Parler pour se (re)connaître : les langues, un marqueur identitaire
Se connaître n’a jamais été une mission simple. En grandissant, on prétend que les expériences nous apporterons la maturité suffisante pour s’accepter tel que l’on est. Or, l’âge ne permet pas toujours d’approcher de son identité, bien au contraire, par les nombreuses interactions et le vécu, l’identité se révèle plus perméable que ce que l’on pourrait penser. Alors, si se connaître entièrement apparaît comme une quête vouée à l’échec, une chose est certaine : c’est notre reconnaissance qui nous assure une existence dans les communautés et qui, par la suite, y apporte du sens, une légitimité.
Cependant, peut-on prétendre à la reconnaissance sans communication ?
C’est bien ici le poids des mots que nous souhaitons observer dans cet article co-écrit avec Amina : questionner l’impact des langues au sein des communautés ayant subi des ruptures et des rencontres afin de réaliser comment le rapport à l’identité se retrouve influencé. La migration se présente finalement comme l’objet parfait pour mettre en lumière l’importance des outils qui, utilisés quotidiennement, nous permettent d’être reliés les uns aux autres et d’assurer le sentiment d’appartenance.
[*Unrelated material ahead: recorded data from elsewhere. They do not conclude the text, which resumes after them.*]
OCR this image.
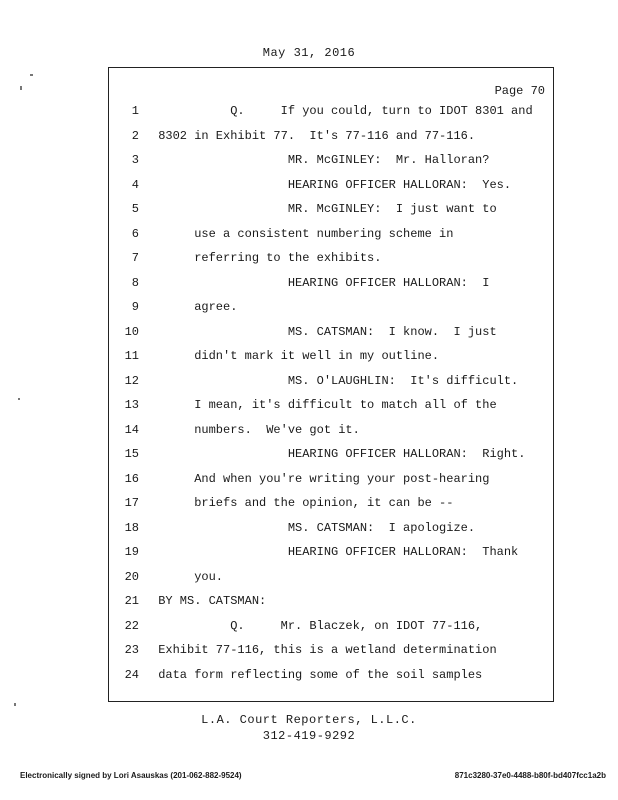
May 31, 2016
Page 70
1 Q.     If you could, turn to IDOT 8301 and
2 8302 in Exhibit 77.  It's 77-116 and 77-116.
3 MR. McGINLEY:  Mr. Halloran?
4 HEARING OFFICER HALLORAN:  Yes.
5 MR. McGINLEY:  I just want to
6 use a consistent numbering scheme in
7 referring to the exhibits.
8 HEARING OFFICER HALLORAN:  I
9 agree.
10 MS. CATSMAN:  I know.  I just
11 didn't mark it well in my outline.
12 MS. O'LAUGHLIN:  It's difficult.
13 I mean, it's difficult to match all of the
14 numbers.  We've got it.
15 HEARING OFFICER HALLORAN:  Right.
16 And when you're writing your post-hearing
17 briefs and the opinion, it can be --
18 MS. CATSMAN:  I apologize.
19 HEARING OFFICER HALLORAN:  Thank
20 you.
21 BY MS. CATSMAN:
22 Q.     Mr. Blaczek, on IDOT 77-116,
23 Exhibit 77-116, this is a wetland determination
24 data form reflecting some of the soil samples
L.A. Court Reporters, L.L.C.
312-419-9292
Electronically signed by Lori Asauskas (201-062-882-9524)	871c3280-37e0-4488-b80f-bd407fcc1a2b
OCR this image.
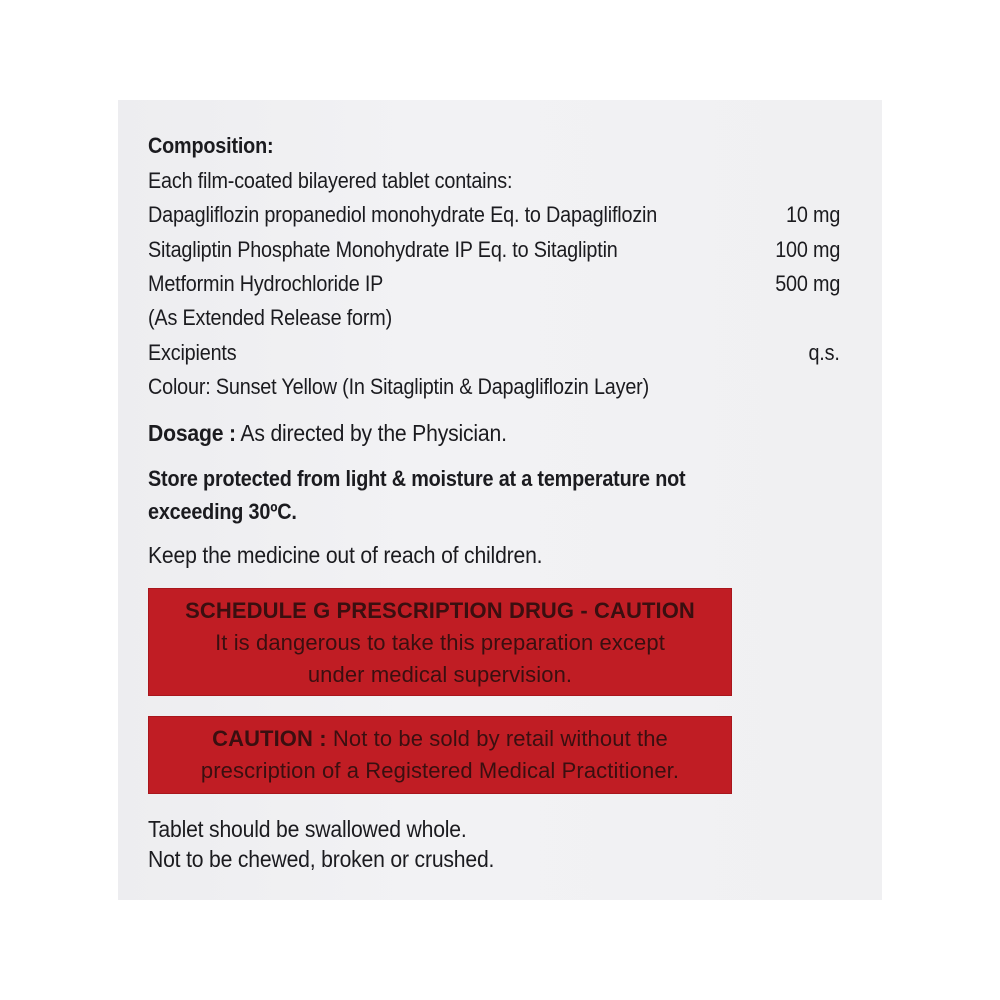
Composition:
Each film-coated bilayered tablet contains:
Dapagliflozin propanediol monohydrate Eq. to Dapagliflozin	10 mg
Sitagliptin Phosphate Monohydrate IP Eq. to Sitagliptin	100 mg
Metformin Hydrochloride IP	500 mg
(As Extended Release form)
Excipients	q.s.
Colour: Sunset Yellow (In Sitagliptin & Dapagliflozin Layer)
Dosage : As directed by the Physician.
Store protected from light & moisture at a temperature not
exceeding 30ºC.
Keep the medicine out of reach of children.
SCHEDULE G PRESCRIPTION DRUG - CAUTION
It is dangerous to take this preparation except
under medical supervision.
CAUTION : Not to be sold by retail without the
prescription of a Registered Medical Practitioner.
Tablet should be swallowed whole.
Not to be chewed, broken or crushed.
✍️ Hanna Chmourrane et Amina Mbelu Mbiya, stagiaires chez Komune Média
Un racisme linguistique
Les langues occidentales, un objet de domination
Depuis la Genèse jusqu'à aujourd'hui, le plurilinguisme a souvent été perçu comme un facteur de division entre les communautés, créant des barrières entre les individus parlant des langues différentes. Pourtant, envisagé sous un autre angle, le plurilinguisme peut se révéler une véritable richesse, à la fois sur le plan cognitif et culturel. Il permet d’accéder à d’autres cultures, d'élargir sa vision du monde et d’enrichir les échanges humains. De nombreuses disciplines des sciences sociales se sont penchées sur la question des langues et de leurs différences que ce soit à travers l’analyse des phonèmes (“les phonème désignent une unité sonore de la langue orale”), des écritures et des alphabets.
En Europe, la France se distingue par une grande diversité linguistique. Avec environ 75 langues parlées sur son territoire, incluant les langues régionales et celles issues des migrations, elle est le pays le plus plurilingue du continent. Après le français, l’arabe est la langue la plus répandue, avec près de 4 millions de locuteurs, suivie de l'allemand, de l'anglais et de l'italien, un héritage des différentes vagues migratoires qui ont marqué l’histoire de la France. Mais cette pluralité linguistique est-elle véritablement une source de division dans la société française ?
C’est au XIXe siècle qu’une nouvelle discipline scientifique voit le jour : la philologie. Elle se donne pour mission d’étudier les archives textuelles pour analyser l’évolution des langues au fil du temps. Cette science, porteuse d'un potentiel considérable, permet de retracer l’histoire des langues, de comprendre les croisements culturels, et de sauvegarder un patrimoine immatériel en voie de disparition. Cependant, la philologie a également contribué à renforcer des stéréotypes racistes, en posant des bases discriminatoires qui perdurent encore aujourd'hui.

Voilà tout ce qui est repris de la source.